Fitting bible verse for me after yesterday. My emotions are under much better control. I hate the mood swings. I hate how my thyroid has caused me to lose so much control of my life. I am grateful for God and the people he has put into my life. Sometimes I feel like having a thyroid condition is like being an alcoholic. I have to take one day at a time. Thing is I don't want to deal with this every single day for the rest of my life. I am so tired of dealing with the pain, the illness after illness. I just want to feel healthy. I don't feel like that is to much to ask for. Obviously though God still has a plan for me and this is why I am still here.

Tuesday, May 5, 2015

Day 36, "Going to Pilate, [Joseph] asked for Jesus' body, and Pilate ordered that it be given to him." - Matthew 27:58

I wish I had something biblical to say about all of this. I wish I had it in me. But tonight, like so many other nights, I just don't. I just want to go to sleep and never wake up. When I am in a deep sleep I don't know I am in pain. I don't know that my joints hurt, or my head, or my neck, o r my back, or my throat, or my ears,o r my knee. I don't know they hurt. I don't know how empty and alone I feel. I don't know how much I miss my husband. I rarely if ever dream about him. Which is both a blessing and a curse. The few times I have dreamed about him I wake up in so much emotional pain it isn't worth it. But not dreaming about him hurts too. I don't know how to explain it.

The whole God doesn't make any junk? I'm sure that's true. But how do we know what the devil creates? I don't know, not even sure what I am trying to say here. Just "talking" out loud I guess you could say. Just tired of struggling. Tired of the pain and agony of daily life. Just tired.

Monday, May 4, 2015

Day 35, "Looking unto Jesus, the author and finisher of our faith." - Hebrews 12:2

Jesus is everything to us. Without him there is no us. And even though we try time and time again to go against him, he still loves us, he still died on the cross of us. He is our everything.

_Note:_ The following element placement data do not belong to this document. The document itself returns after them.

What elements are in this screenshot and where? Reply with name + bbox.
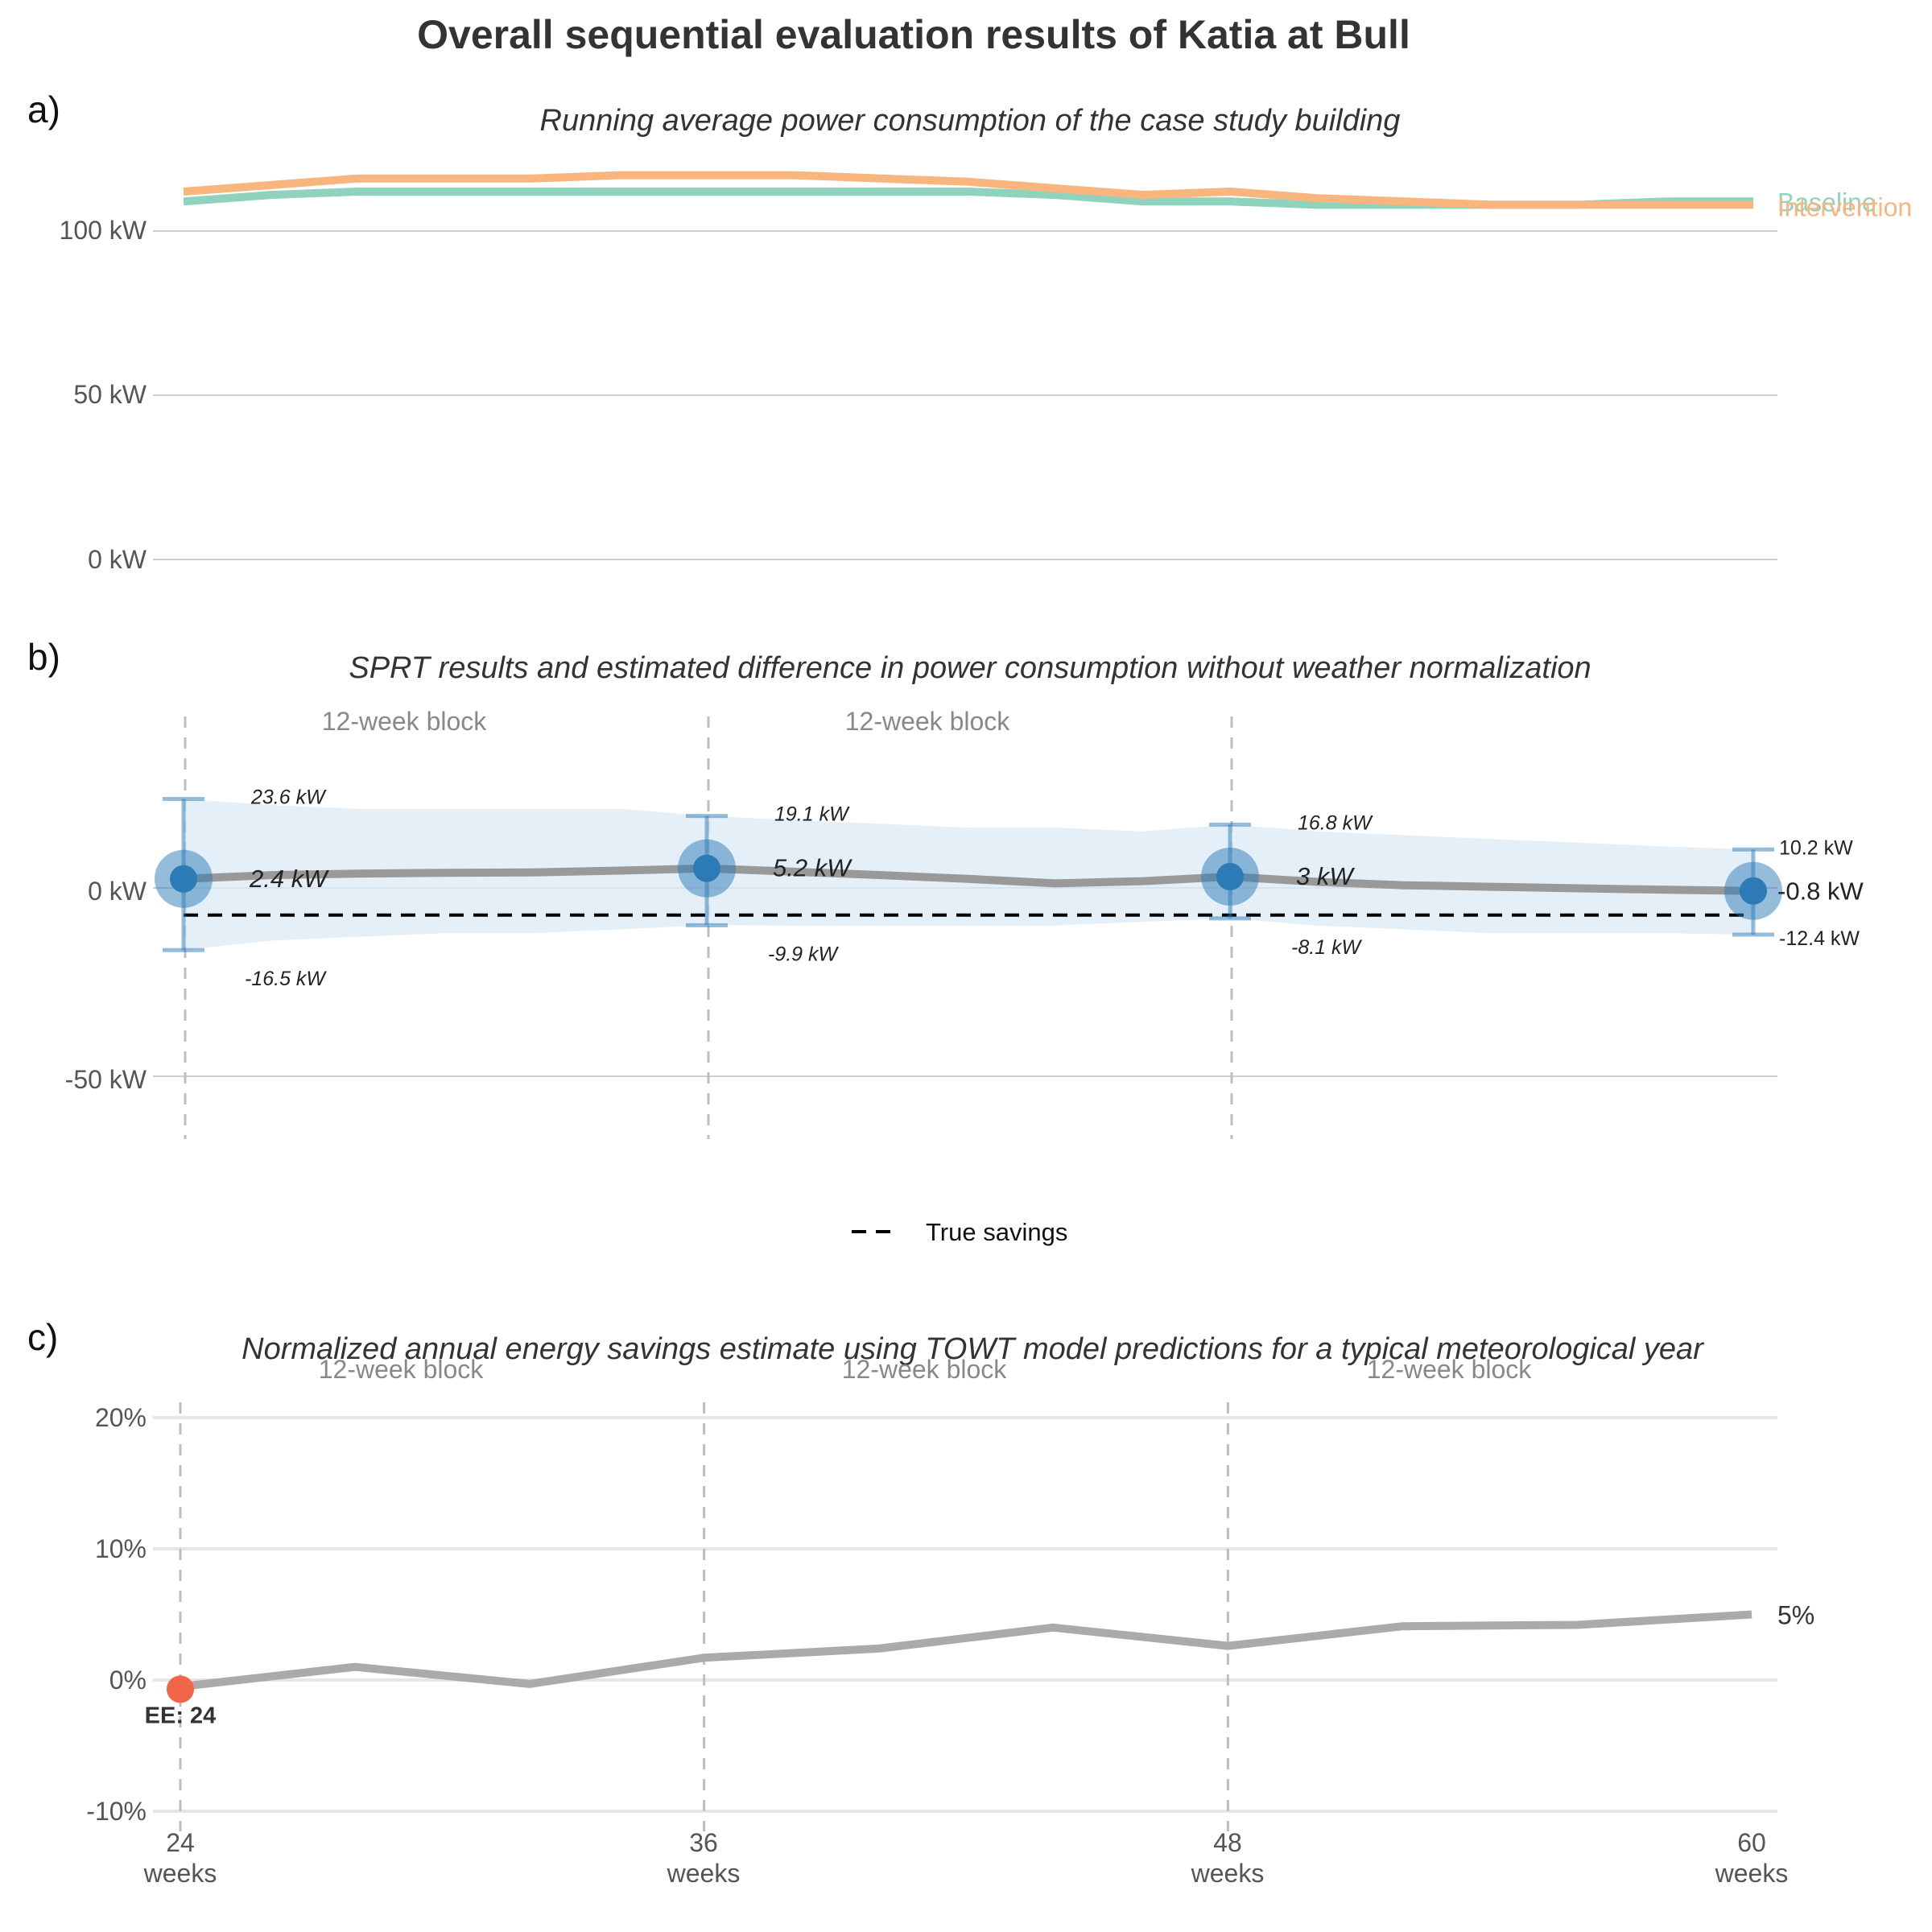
panel-b-legend: True savings xyxy=(852,1218,1067,1246)
panel-b-block-labels: 12-week block 12-week block xyxy=(322,707,1011,736)
ci-lower-label: -12.4 kW xyxy=(1779,927,1860,950)
ci-lower-label: -8.1 kW xyxy=(1291,936,1363,959)
sprt-point xyxy=(1740,877,1767,905)
legend-true-savings-label: True savings xyxy=(926,1218,1067,1246)
confidence-ribbon xyxy=(184,799,1753,951)
panel-c-x-ticks: 24 weeks 36 weeks 48 weeks 60 weeks xyxy=(143,1828,1789,1888)
y-tick: 0% xyxy=(109,1666,147,1695)
block-label: 12-week block xyxy=(319,1355,485,1384)
ci-upper-label: 16.8 kW xyxy=(1298,811,1373,834)
panel-a-y-ticks: 100 kW 50 kW 0 kW xyxy=(60,216,147,574)
sprt-point xyxy=(170,865,197,893)
panel-c: c) Normalized annual energy savings esti… xyxy=(27,1316,1814,1888)
sprt-point-group: 10.2 kW -0.8 kW -12.4 kW xyxy=(1724,836,1864,950)
y-tick: 20% xyxy=(95,1403,147,1432)
panel-b: b) SPRT results and estimated difference… xyxy=(27,636,1864,1246)
panel-b-y-ticks: 0 kW -50 kW xyxy=(65,877,147,1094)
series-label-intervention: Intervention xyxy=(1777,192,1912,221)
panel-c-y-ticks: 20% 10% 0% -10% xyxy=(86,1403,147,1826)
panel-b-plot: 23.6 kW 2.4 kW -16.5 kW 19.1 kW 5.2 kW -9.9 k… xyxy=(155,716,1864,1139)
x-tick-value: 36 xyxy=(689,1828,718,1857)
panel-c-block-labels: 12-week block 12-week block 12-week bloc… xyxy=(319,1355,1533,1384)
y-tick: -10% xyxy=(86,1797,147,1826)
x-tick-unit: weeks xyxy=(143,1859,217,1888)
estimate-label: -0.8 kW xyxy=(1777,877,1864,906)
estimate-label: 2.4 kW xyxy=(249,865,329,893)
block-label: 12-week block xyxy=(842,1355,1008,1384)
y-tick: 0 kW xyxy=(88,877,147,906)
panel-b-tag: b) xyxy=(27,636,60,678)
panel-c-tag: c) xyxy=(27,1316,58,1358)
early-end-point xyxy=(167,1675,194,1703)
block-label: 12-week block xyxy=(845,707,1011,736)
ci-upper-label: 19.1 kW xyxy=(774,803,850,826)
x-tick-value: 48 xyxy=(1213,1828,1242,1857)
x-tick-unit: weeks xyxy=(1715,1859,1789,1888)
panel-a-gridlines xyxy=(153,230,1777,560)
panel-a-subtitle: Running average power consumption of the… xyxy=(540,104,1401,138)
y-tick: 50 kW xyxy=(73,380,147,409)
sprt-point xyxy=(693,854,720,882)
y-tick: 10% xyxy=(95,1534,147,1563)
x-tick-unit: weeks xyxy=(1191,1859,1265,1888)
x-tick-value: 24 xyxy=(166,1828,195,1857)
block-label: 12-week block xyxy=(1367,1355,1533,1384)
ci-lower-label: -9.9 kW xyxy=(768,943,840,965)
estimate-label: 5.2 kW xyxy=(773,854,852,882)
panel-a: a) Running average power consumption of … xyxy=(27,89,1912,574)
x-tick-value: 60 xyxy=(1737,1828,1766,1857)
x-tick-unit: weeks xyxy=(667,1859,741,1888)
sprt-point-group: 23.6 kW 2.4 kW -16.5 kW xyxy=(155,786,329,990)
early-end-label: EE: 24 xyxy=(145,1703,217,1728)
main-title: Overall sequential evaluation results of… xyxy=(417,12,1410,57)
panel-b-subtitle: SPRT results and estimated difference in… xyxy=(349,651,1591,685)
sprt-point xyxy=(1216,862,1244,890)
savings-line xyxy=(180,1610,1752,1691)
savings-end-label: 5% xyxy=(1777,1601,1814,1630)
y-tick: 0 kW xyxy=(88,545,147,574)
y-tick: -50 kW xyxy=(65,1065,147,1094)
estimate-line xyxy=(183,864,1754,895)
panel-c-plot: EE: 24 5% xyxy=(145,1402,1814,1831)
panel-c-gridlines xyxy=(153,1416,1777,1813)
series-label-baseline: Baseline xyxy=(1777,188,1876,217)
ci-lower-label: -16.5 kW xyxy=(245,968,327,990)
series-line-intervention xyxy=(183,171,1753,209)
sprt-point-group: 16.8 kW 3 kW -8.1 kW xyxy=(1201,811,1373,959)
panel-a-tag: a) xyxy=(27,89,60,130)
y-tick: 100 kW xyxy=(60,216,147,245)
estimate-label: 3 kW xyxy=(1296,862,1355,890)
block-label: 12-week block xyxy=(322,707,488,736)
panel-c-subtitle: Normalized annual energy savings estimat… xyxy=(242,1332,1704,1366)
ci-upper-label: 10.2 kW xyxy=(1779,836,1853,859)
sprt-point-group: 19.1 kW 5.2 kW -9.9 kW xyxy=(678,803,852,965)
ci-upper-label: 23.6 kW xyxy=(250,786,327,809)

I'm still struggling with my emotions. I tell myself I'm going to just block people out of my life. But that isn't who I am. It isn't who God created me to be. I still thing he screwed up when he made me. But I'm here and there is nothing I can do about it.

Saturday, May 2, 2015

Day 34, "Surely he took up our infirmities and carried our sorrows, yet we considered him stricken by God, smitten by him, and afflicted." - Isaiah 53:4

It was right before Jesus died, he cried out about God abandoning him. At that moment he felt completely and utterly alone. I understand that feeling. I realize you will say that God is always with me. But I'm going to be honest and say I hate it when people say that. It makes me feel defective. I don't know what it means to feel God with me. I'm not saying he isn't, I'm just saying I personally just don't feel like I feel it. Now there is every chance I do know how it feels, but because of how I was raised I have never had to feel that isolation. Does that make any sense?

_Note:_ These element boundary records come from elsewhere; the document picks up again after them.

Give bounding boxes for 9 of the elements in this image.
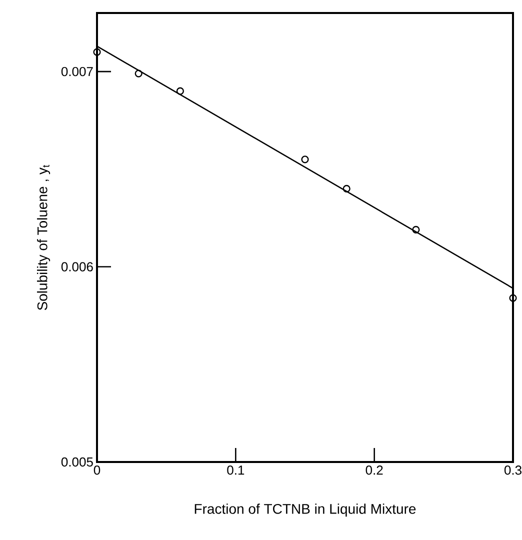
x-axis-title: Fraction of TCTNB in Liquid Mixture: [194, 504, 416, 517]
x-tick-label: 0: [94, 466, 100, 475]
x-tick-label: 0.1: [227, 466, 244, 475]
x-tick-label: 0.2: [366, 466, 383, 475]
y-tick-label: 0.005: [61, 457, 93, 467]
x-tick-label: 0.3: [504, 466, 522, 475]
y-axis-title: Solubility of Toluene , y$_{t}$: [37, 164, 50, 310]
y-tick-label: 0.006: [61, 262, 93, 272]
y-tick-label: 0.007: [61, 66, 93, 76]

But I do know how it feels to be all alone. Since the day my husband died, no matter what I do. No matter how I try to fill the hours of the day. I feel utterly alone every single day. Will that change? I hope so, but at this point I feel like it never will. There is just such an emptiness inside of me. A spot in my life that my husband had filled. I would never wish this in my worst enemy!